The Book, Cat, & Cat Book Lovers Almanac

of historical trivia regarding books, cats, and other animals. Actually this blog has evolved so that it is described better as a blog about cats in history and culture. And we take as a theme the advice of Aldous Huxley: If you want to be a writer, get some cats. Don't forget to see the archived articles linked at the bottom of the page.

May 25, 2014

May 25, 1818

Jacob Burckhardt (May 25, 1818 to August 8, 1897) was a Swiss historian whose most famous work concentrated on Italian art and culture. Burckhardt, the author of The Civilization of the Renaissance in Italy (1860) did not just tell the story of the Renaissance. Burckhard invented the label Renaissance for such an era, and in writing a 500 page book to say what he meant, he also invented that era: one of man's growth of individuality. He was aware of this, though readers soon forgot. As he says at the start, "The State is a Work of Art", and what he meant was not just that others could come to different conclusions with the same material, but that they could all be true.

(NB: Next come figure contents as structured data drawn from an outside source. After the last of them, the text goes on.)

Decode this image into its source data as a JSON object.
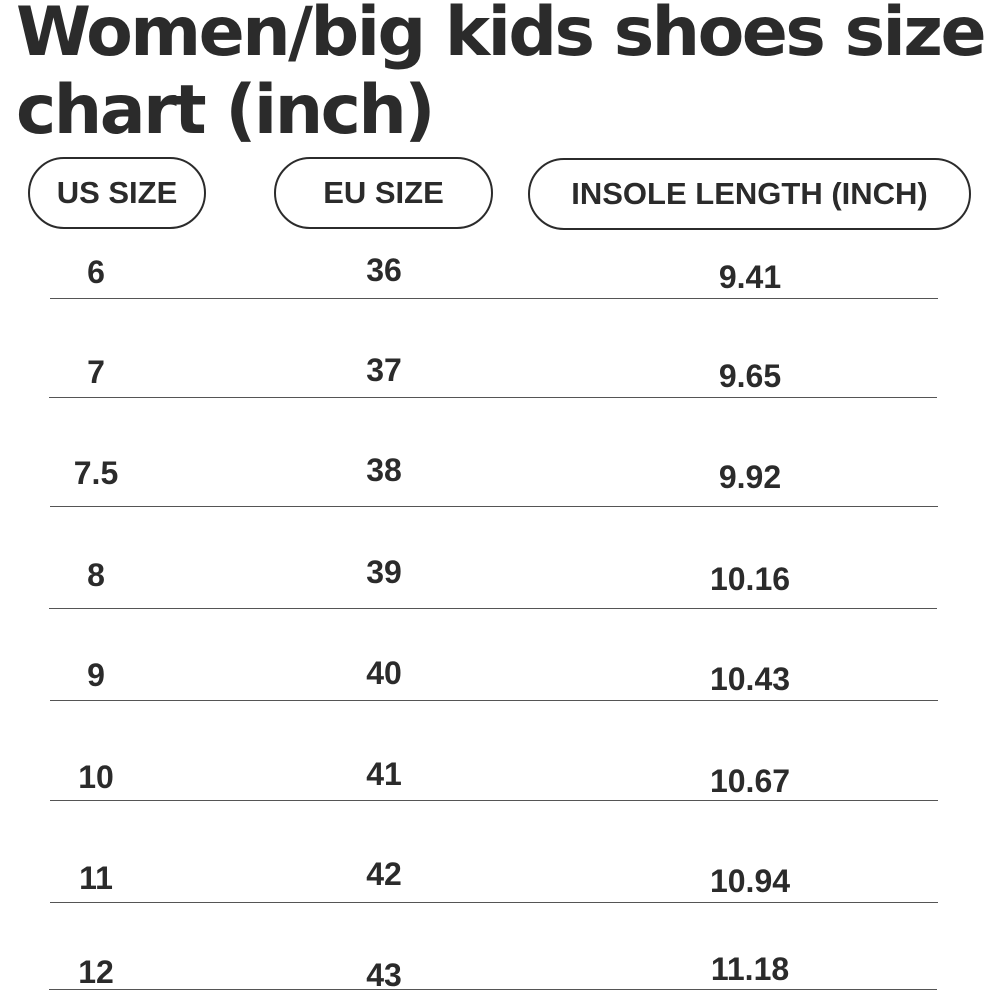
{
  "title": "Women/big kids shoes size chart (inch)",
  "columns": {
    "us": "US SIZE",
    "eu": "EU SIZE",
    "insole": "INSOLE LENGTH (INCH)"
  },
  "rows": [
    {
      "us": "6",
      "eu": "36",
      "insole": "9.41"
    },
    {
      "us": "7",
      "eu": "37",
      "insole": "9.65"
    },
    {
      "us": "7.5",
      "eu": "38",
      "insole": "9.92"
    },
    {
      "us": "8",
      "eu": "39",
      "insole": "10.16"
    },
    {
      "us": "9",
      "eu": "40",
      "insole": "10.43"
    },
    {
      "us": "10",
      "eu": "41",
      "insole": "10.67"
    },
    {
      "us": "11",
      "eu": "42",
      "insole": "10.94"
    },
    {
      "us": "12",
      "eu": "43",
      "insole": "11.18"
    }
  ],
  "colors": {
    "text": "#2b2b2b",
    "rule": "#555555",
    "background": "#ffffff"
  }
}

In this volume Burkhardt also wants to defend the dearth of scientific discoveries on the part of the Italians, and so he includes menageries as something contributed by the Italians to science. Here is what he says about collections of animals in Renaissance Italy:

The collections, too, of foreign animals not only gratified curiosity, but served also the higher purposes of observation. The facility of transport from the southern and eastern harbours of the Mediterranean and the mildness of the Italian climate, made it practicable to buy the largest animals of the south, or to accept them as presents from the Sultans. The cities and princes were especially anxious to keep live lions, even when the lion was not, as in Florence, the emblem of the state. The lions' den was generally in or near the government palace, as in Perugia and Florence; in Rome, it lay on the slope of the Capitol. The beasts sometimes served as executioners of political judgments, and no doubt, apart from this, they kept alive a certain terror in the popular mind. Their condition was also held to be ominous of good or evil....

We used the 1904 translation by S. G. C. Middlemore for the quote above.  Today we have Burckhardt's renaissance, but it is not completely his fault.